French bulldogs have higher risk of 20 common health disorders
French Bulldogs have significantly higher odds of being diagnosed with 20 common disorders compared to other dog breeds, reports a study published in the journal Canine Medicine and Genetics. To reduce the risks of breathing disorders associated with the typical shorter muzzle and flat head of French Bulldogs, the authors propose a shift to focus breeding towards more moderate characteristics.
Authors from the Royal Veterinary College (Hertfordshire, England) used records from veterinary practices across the UK from 2016 using the VetCompass database, including 2,781 French Bulldogs and 21,850 other dog breeds.
Dan O'Neill and colleagues compared diagnoses for 43 specific disorders between French Bulldogs and other dog breeds. The authors observed that French bulldogs were at significantly greater risk than other dogs for narrowed nostrils (42.14 times greater risk), obstructive airways syndrome (30.89 times greater risk), ear discharge (14.40 times greater risk), and skin dermatitis (11.18 times greater risk).
Of the French Bulldogs included in the study, the authors found that 1,764 (63.4%) were diagnosed with one or more disorder compared to 14,442 (66.1%) of other dog breeds. This suggests that French Bulldogs may have slightly lower odds of being diagnosed with a disorder in general but could also indicate owners are better at identifying health concerns in other dog breeds.
Despite having a higher risk of developing 20 common disorders, French Bulldogs had lower odds of being diagnosed with 11 out of the 43 common disorders compared to other dogs, including undesirable behavior, lameness and obesity.
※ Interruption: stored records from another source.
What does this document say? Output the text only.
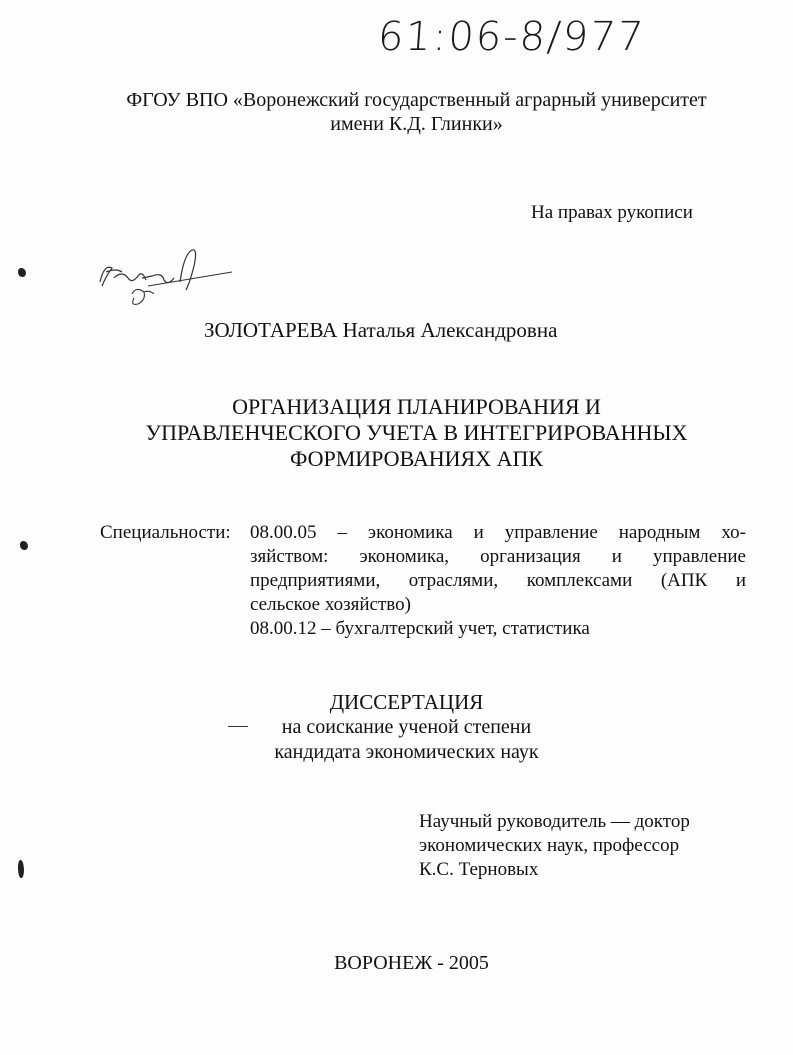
61:06-8/977
ФГОУ ВПО «Воронежский государственный аграрный университет
имени К.Д. Глинки»
На правах рукописи
ЗОЛОТАРЕВА Наталья Александровна
ОРГАНИЗАЦИЯ ПЛАНИРОВАНИЯ И
УПРАВЛЕНЧЕСКОГО УЧЕТА В ИНТЕГРИРОВАННЫХ
ФОРМИРОВАНИЯХ АПК
Специальности: 08.00.05 – экономика и управление народным хо-
зяйством: экономика, организация и управление
предприятиями, отраслями, комплексами (АПК и
сельское хозяйство)
08.00.12 – бухгалтерский учет, статистика
ДИССЕРТАЦИЯ
на соискание ученой степени
кандидата экономических наук
Научный руководитель — доктор
экономических наук, профессор
К.С. Терновых
ВОРОНЕЖ - 2005
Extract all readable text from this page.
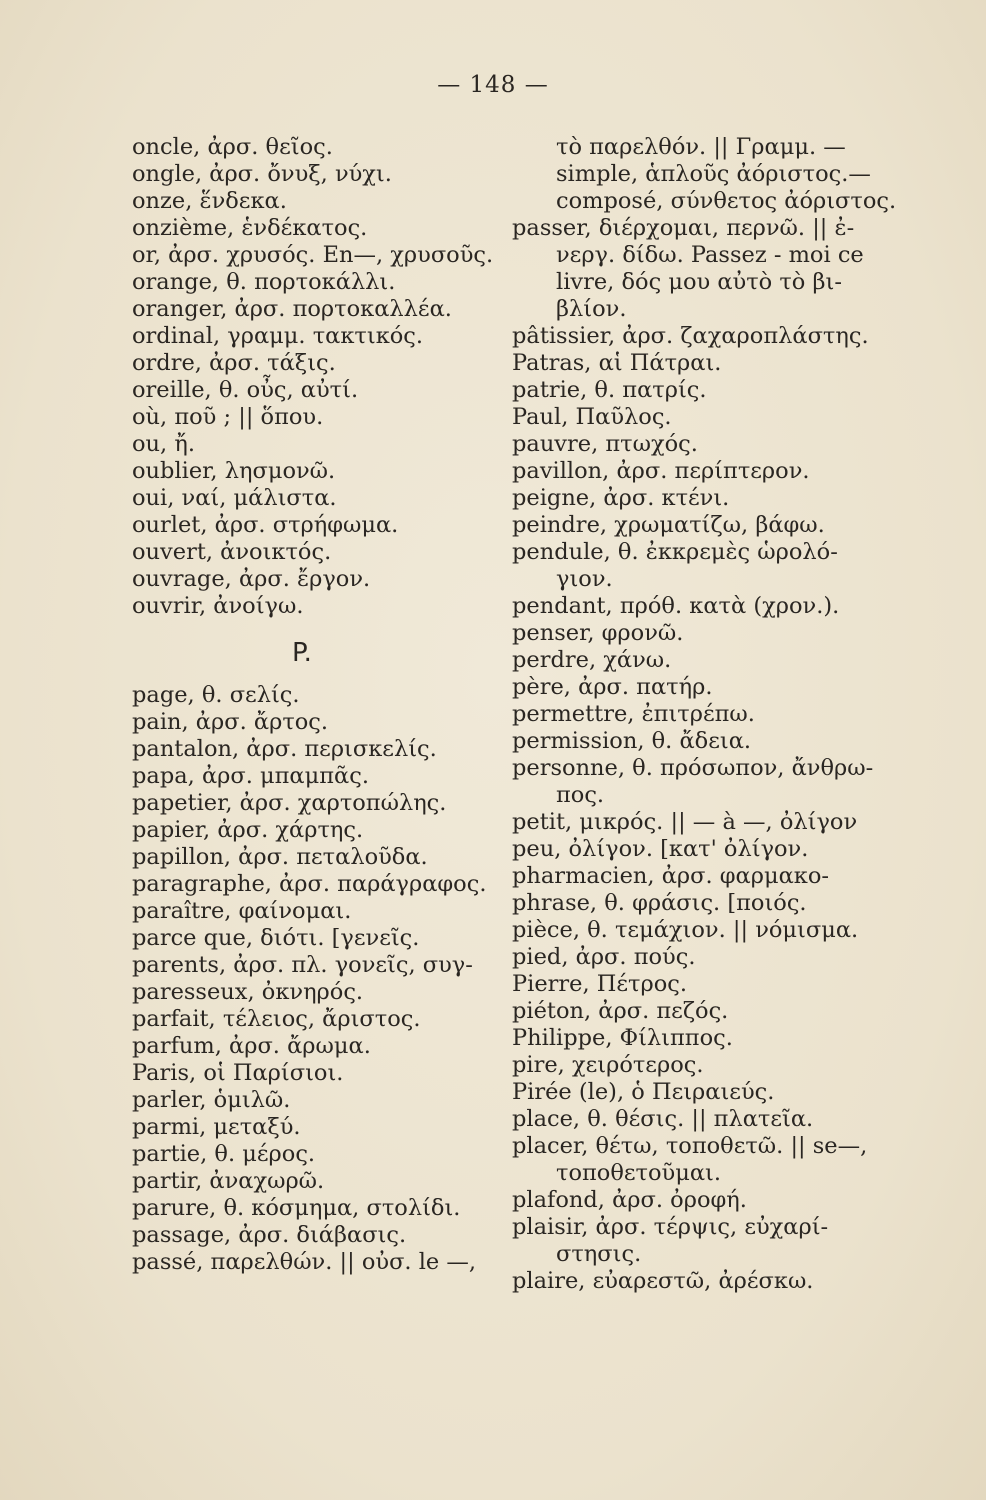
— 148 —
oncle, ἀρσ. θεῖος.
ongle, ἀρσ. ὄνυξ, νύχι.
onze, ἕνδεκα.
onzième, ἑνδέκατος.
or, ἀρσ. χρυσός. En—, χρυσοῦς.
orange, θ. πορτοκάλλι.
oranger, ἀρσ. πορτοκαλλέα.
ordinal, γραμμ. τακτικός.
ordre, ἀρσ. τάξις.
oreille, θ. οὖς, αὐτί.
où, ποῦ ; || ὅπου.
ou, ἤ.
oublier, λησμονῶ.
oui, ναί, μάλιστα.
ourlet, ἀρσ. στρήφωμα.
ouvert, ἀνοικτός.
ouvrage, ἀρσ. ἔργον.
ouvrir, ἀνοίγω.
P.
page, θ. σελίς.
pain, ἀρσ. ἄρτος.
pantalon, ἀρσ. περισκελίς.
papa, ἀρσ. μπαμπᾶς.
papetier, ἀρσ. χαρτοπώλης.
papier, ἀρσ. χάρτης.
papillon, ἀρσ. πεταλοῦδα.
paragraphe, ἀρσ. παράγραφος.
paraître, φαίνομαι.
parce que, διότι. [γενεῖς.
parents, ἀρσ. πλ. γονεῖς, συγ-
paresseux, ὀκνηρός.
parfait, τέλειος, ἄριστος.
parfum, ἀρσ. ἄρωμα.
Paris, οἱ Παρίσιοι.
parler, ὁμιλῶ.
parmi, μεταξύ.
partie, θ. μέρος.
partir, ἀναχωρῶ.
parure, θ. κόσμημα, στολίδι.
passage, ἀρσ. διάβασις.
passé, παρελθών. || οὐσ. le —,
τὸ παρελθόν. || Γραμμ. —
simple, ἁπλοῦς ἀόριστος.—
composé, σύνθετος ἀόριστος.
passer, διέρχομαι, περνῶ. || ἐ-
νεργ. δίδω. Passez - moi ce
livre, δός μου αὐτὸ τὸ βι-
βλίον.
pâtissier, ἀρσ. ζαχαροπλάστης.
Patras, αἱ Πάτραι.
patrie, θ. πατρίς.
Paul, Παῦλος.
pauvre, πτωχός.
pavillon, ἀρσ. περίπτερον.
peigne, ἀρσ. κτένι.
peindre, χρωματίζω, βάφω.
pendule, θ. ἐκκρεμὲς ὡρολό-
γιον.
pendant, πρόθ. κατὰ (χρον.).
penser, φρονῶ.
perdre, χάνω.
père, ἀρσ. πατήρ.
permettre, ἐπιτρέπω.
permission, θ. ἄδεια.
personne, θ. πρόσωπον, ἄνθρω-
πος.
petit, μικρός. || — à —, ὀλίγον
peu, ὀλίγον. [κατ' ὀλίγον.
pharmacien, ἀρσ. φαρμακο-
phrase, θ. φράσις. [ποιός.
pièce, θ. τεμάχιον. || νόμισμα.
pied, ἀρσ. πούς.
Pierre, Πέτρος.
piéton, ἀρσ. πεζός.
Philippe, Φίλιππος.
pire, χειρότερος.
Pirée (le), ὁ Πειραιεύς.
place, θ. θέσις. || πλατεῖα.
placer, θέτω, τοποθετῶ. || se—,
τοποθετοῦμαι.
plafond, ἀρσ. ὀροφή.
plaisir, ἀρσ. τέρψις, εὐχαρί-
στησις.
plaire, εὐαρεστῶ, ἀρέσκω.
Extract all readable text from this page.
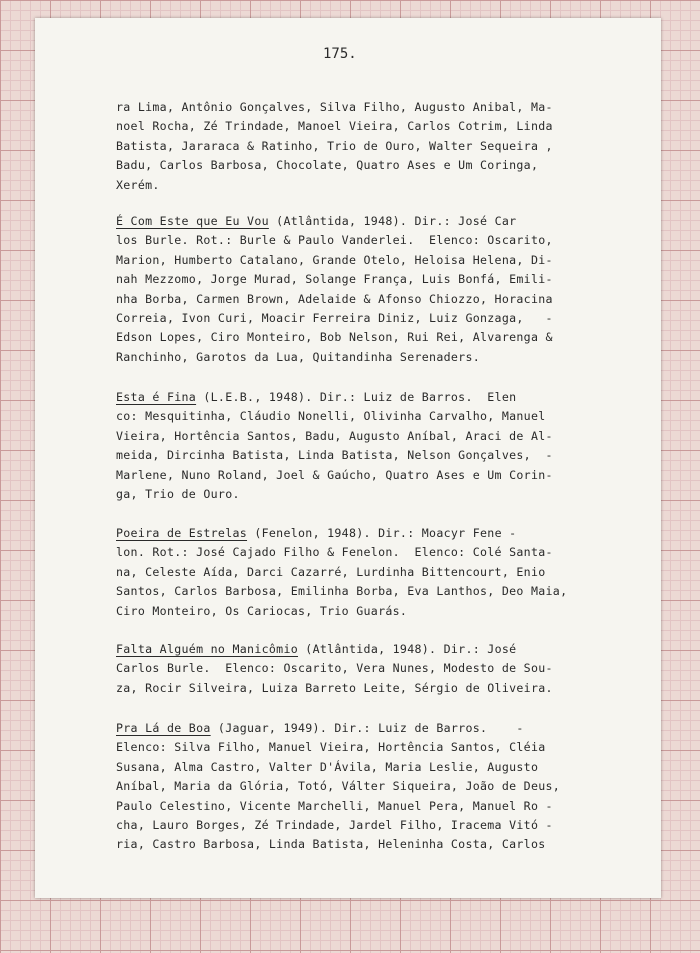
175.
ra Lima, Antônio Gonçalves, Silva Filho, Augusto Anibal, Ma-
noel Rocha, Zé Trindade, Manoel Vieira, Carlos Cotrim, Linda
Batista, Jararaca & Ratinho, Trio de Ouro, Walter Sequeira ,
Badu, Carlos Barbosa, Chocolate, Quatro Ases e Um Coringa,
Xerém.
É Com Este que Eu Vou (Atlântida, 1948). Dir.: José Car
los Burle. Rot.: Burle & Paulo Vanderlei.  Elenco: Oscarito,
Marion, Humberto Catalano, Grande Otelo, Heloisa Helena, Di-
nah Mezzomo, Jorge Murad, Solange França, Luis Bonfá, Emili-
nha Borba, Carmen Brown, Adelaide & Afonso Chiozzo, Horacina
Correia, Ivon Curi, Moacir Ferreira Diniz, Luiz Gonzaga,   -
Edson Lopes, Ciro Monteiro, Bob Nelson, Rui Rei, Alvarenga &
Ranchinho, Garotos da Lua, Quitandinha Serenaders.
Esta é Fina (L.E.B., 1948). Dir.: Luiz de Barros.  Elen
co: Mesquitinha, Cláudio Nonelli, Olivinha Carvalho, Manuel
Vieira, Hortência Santos, Badu, Augusto Aníbal, Araci de Al-
meida, Dircinha Batista, Linda Batista, Nelson Gonçalves,  -
Marlene, Nuno Roland, Joel & Gaúcho, Quatro Ases e Um Corin-
ga, Trio de Ouro.
Poeira de Estrelas (Fenelon, 1948). Dir.: Moacyr Fene -
lon. Rot.: José Cajado Filho & Fenelon.  Elenco: Colé Santa-
na, Celeste Aída, Darci Cazarré, Lurdinha Bittencourt, Enio
Santos, Carlos Barbosa, Emilinha Borba, Eva Lanthos, Deo Maia,
Ciro Monteiro, Os Cariocas, Trio Guarás.
Falta Alguém no Manicômio (Atlântida, 1948). Dir.: José
Carlos Burle.  Elenco: Oscarito, Vera Nunes, Modesto de Sou-
za, Rocir Silveira, Luiza Barreto Leite, Sérgio de Oliveira.
Pra Lá de Boa (Jaguar, 1949). Dir.: Luiz de Barros.    -
Elenco: Silva Filho, Manuel Vieira, Hortência Santos, Cléia
Susana, Alma Castro, Valter D'Ávila, Maria Leslie, Augusto
Aníbal, Maria da Glória, Totó, Válter Siqueira, João de Deus,
Paulo Celestino, Vicente Marchelli, Manuel Pera, Manuel Ro -
cha, Lauro Borges, Zé Trindade, Jardel Filho, Iracema Vitó -
ria, Castro Barbosa, Linda Batista, Heleninha Costa, Carlos
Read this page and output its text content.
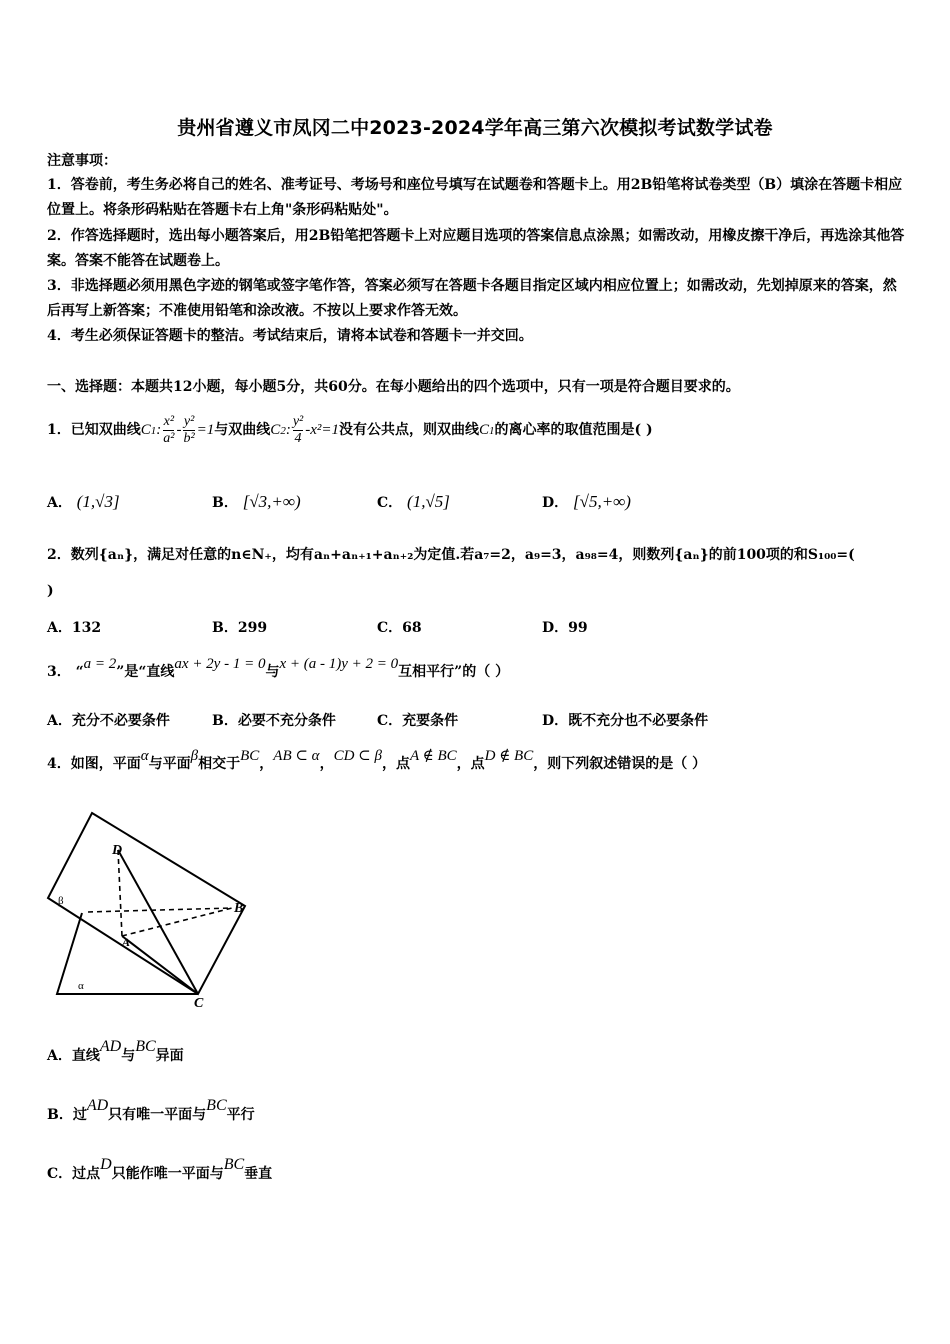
贵州省遵义市凤冈二中2023-2024学年高三第六次模拟考试数学试卷
注意事项：
1．答卷前，考生务必将自己的姓名、准考证号、考场号和座位号填写在试题卷和答题卡上。用2B铅笔将试卷类型（B）填涂在答题卡相应位置上。将条形码粘贴在答题卡右上角"条形码粘贴处"。
2．作答选择题时，选出每小题答案后，用2B铅笔把答题卡上对应题目选项的答案信息点涂黑；如需改动，用橡皮擦干净后，再选涂其他答案。答案不能答在试题卷上。
3．非选择题必须用黑色字迹的钢笔或签字笔作答，答案必须写在答题卡各题目指定区域内相应位置上；如需改动，先划掉原来的答案，然后再写上新答案；不准使用铅笔和涂改液。不按以上要求作答无效。
4．考生必须保证答题卡的整洁。考试结束后，请将本试卷和答题卡一并交回。
一、选择题：本题共12小题，每小题5分，共60分。在每小题给出的四个选项中，只有一项是符合题目要求的。
1．已知双曲线C1: $\frac{\text{x²}}{\text{a²}} - \frac{\text{y²}}{\text{b²}} =1$与双曲线C2: $\frac{\text{y²}}{4} -x^2=1$没有公共点，则双曲线C1的离心率的取值范围是( )
A． (1,√3]	B． [√3,+∞)	C． (1,√5]	D． [√5,+∞)
2．数列{aₙ}，满足对任意的n∈N₊，均有aₙ+aₙ₊₁+aₙ₊₂为定值.若a₇=2，a₉=3，a₉₈=4，则数列{aₙ}的前100项的和S₁₀₀=(
)
A．132	B．299	C．68	D．99
3． “a = 2”是“直线ax + 2y - 1 = 0与x + (a - 1)y + 2 = 0互相平行”的（ ）
A．充分不必要条件	B．必要不充分条件	C．充要条件	D．既不充分也不必要条件
4．如图，平面α与平面β相交于BC，AB ⊂ α，CD ⊂ β，点A ∉ BC，点D ∉ BC，则下列叙述错误的是（ ）
D
B
A
C
β
α
A．直线AD与BC异面
B．过AD只有唯一平面与BC平行
C．过点D只能作唯一平面与BC垂直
This highlights that the breed has the potential to move towards a healthier profile. The authors suggest that selectively breeding away from the extreme high-risk physical features of French Bulldogs, such as shorter muzzles and skin folds, that are associated with health disorders could improve the overall health of the breed.
Dan O'Neill, Senior lecturer at the Royal Veterinary College and co-author, said: "Achieving meaningful changes to the typical look of French Bulldogs over time requires buy in from breeders and kennel clubs who publish breeding standards, but the biggest responsibility lies with owners who ultimately can demand dogs with more moderate features.
"The Kennel Club have recently updated the breed standard for the French Bulldog to move further away from elements of extreme conformation with evidence of health ill-effects. This is a very positive step to prioritize the health of dogs over human desires for how these dogs look and we must now continue this evolution of the breed towards a more moderate conformation."
The authors caution that their results are reliant on reports from veterinary practices and may not indicate how long each individual dog suffers with a disorder, or its severity. They also caution that owners may not recognize that snoring in French Bulldogs could be indicative of a breathing disorder and may not take their dog to the vets.
The authors conclude that kennel clubs, breeders and the general public need to work together to encourage the breeding and purchasing of French Bulldogs with less extreme features associated with poor health.